Sazan gibi her oltaya gelenleri, ha babam deyince bir yayık ayranı içenleri, dolduruşa gelip dolmuşa binenleri görünce insan kendini tutamıyor. Ne oluyor kardeşim? Zulüm yeryüzünden silindi de haberimiz mi yok? Bütün zalimler geçmişlerine kavuştu da biz mi duymadık? Müsaade edin bir düşünelim.

 

Bizim ilkelerimiz vardı, biz duygularımızla değil Kur'an’ın belirlediği, rasullerin örneklendirdiği tavırlarla hareket ederdik. Şeytanın sağdan yanaşmasına karşı uyarılmıştık.

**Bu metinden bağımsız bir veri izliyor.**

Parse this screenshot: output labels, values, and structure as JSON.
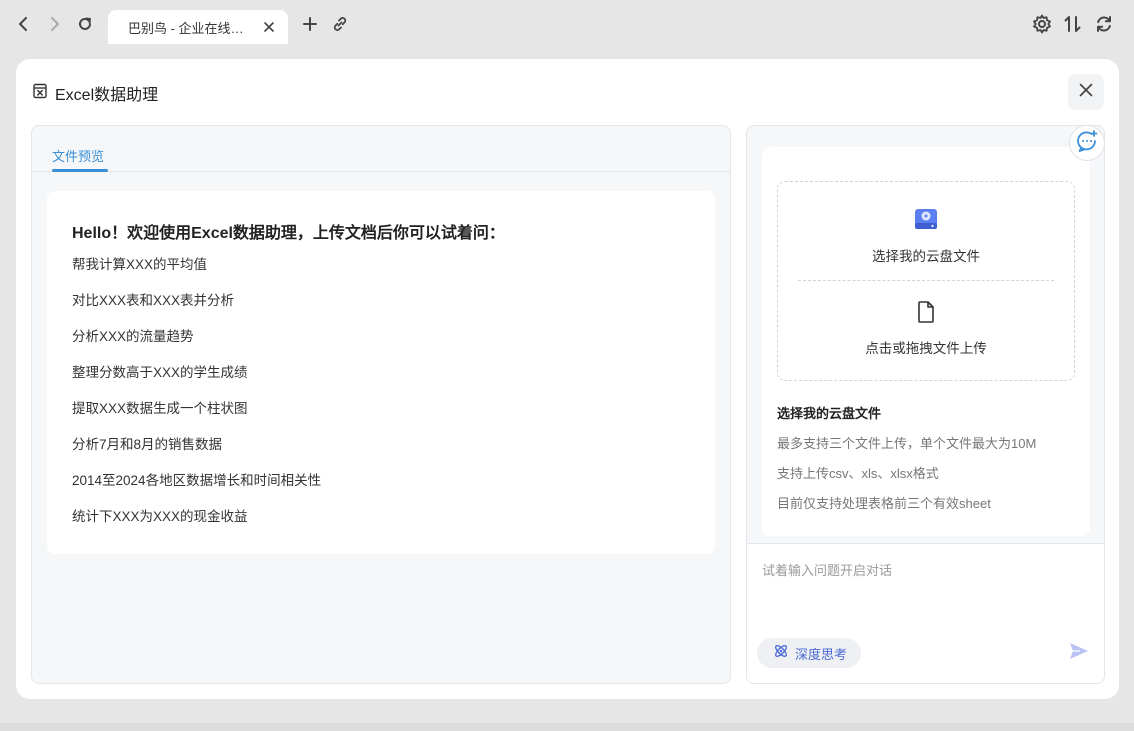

Adem ve eşinden beri biliyorduk onun ne mal olduğunu. Sağdan da yanaşsa kandıramazdı bizleri.

 

Şimdi ne oldu da şeytanın sağ gözünü kırpmasına bile tav olduk!

 

“Bozuk saat bile günde iki kez doğruyu gösterir” derdik hep bilmiş bilmiş... Biz gelmezdik böyle numaralara. Bir kez doğruyu gösteren saate nasıl da kanıverdik!

 

Ne kadar da hevesliymişiz ağa takılmaya, keklik gibi avlanmaya! Avcıyı sakallı gördük diye dedemiz zannettik. Bu avcı bizden, eşinin başı kapalı, İHL mezunu, alnı secdeye geliyor… Daha ne olsun!

 

Be kardeşim öyle olmasa kanar mıydın bu kadar çabuk. Aynı tavrı başka partiden bir başbakan gösterse ne derdik düşündünüz mü?

 

“Şuna bak aklınca bizi kandıracak. Sen git İsrail’le her türlü anlaşmayı imzala, adamların pilotlarını Konya’da eğit, ABD’de Yahudi derneklerinden ödüller al, bir bakanın “Biz olmasak İsrail burada barınamaz” desin, sonra da İsrail Cumhurbaşkanını azıcık azarladın diye hepsini unutalım. Yemezler” demez miydik?

 

“Lafla peynir gemisi yürümez, icraatları görelim” itirazları yükselmez miydi?

 

“Canım sen de çok şey istiyorsun, adamcağız daha ne yapsın, ancak o kadar yapabiliyor. Sen olsan daha fazla ne yapabilirdin ki?” mantığında olanlara ise şaşmamak elde değil.

 

Kardeşim ben bir şey yapamayacağım için o makamlara talip değilim zaten. Ama hiç kimseyi de o makamlara zorla oturtmuyorlar ki. Madem Allah’ın razı olmadığı bir yerdesiniz, Rabbinizi razı etmenize izin verilmiyor, çeker gidersiniz.

 

Şimdi de “Bekâra karı boşamak kolay” mı diyorsunuz?  Onu da size yar olmayacak kadınla “bile bile” evlenirken düşünecektiniz.

 

Doğrulanması gereken; tavırlardır. Çünkü Allah amele dönüşmüş doğruları sever. Tavra, davranışa dönüşmemiş sözlerle coşup kendimizden geçmek, hele hele söyleyeni kahraman ilan etmek İslami bir yaklaşım olamaz.

Bununla birlikte umarım bu olay bir başlangıçtır. Umarım söylenen sözleri salih ameller takip eder. Umarım taşıdığım endişelerimde yanılıyorumdur.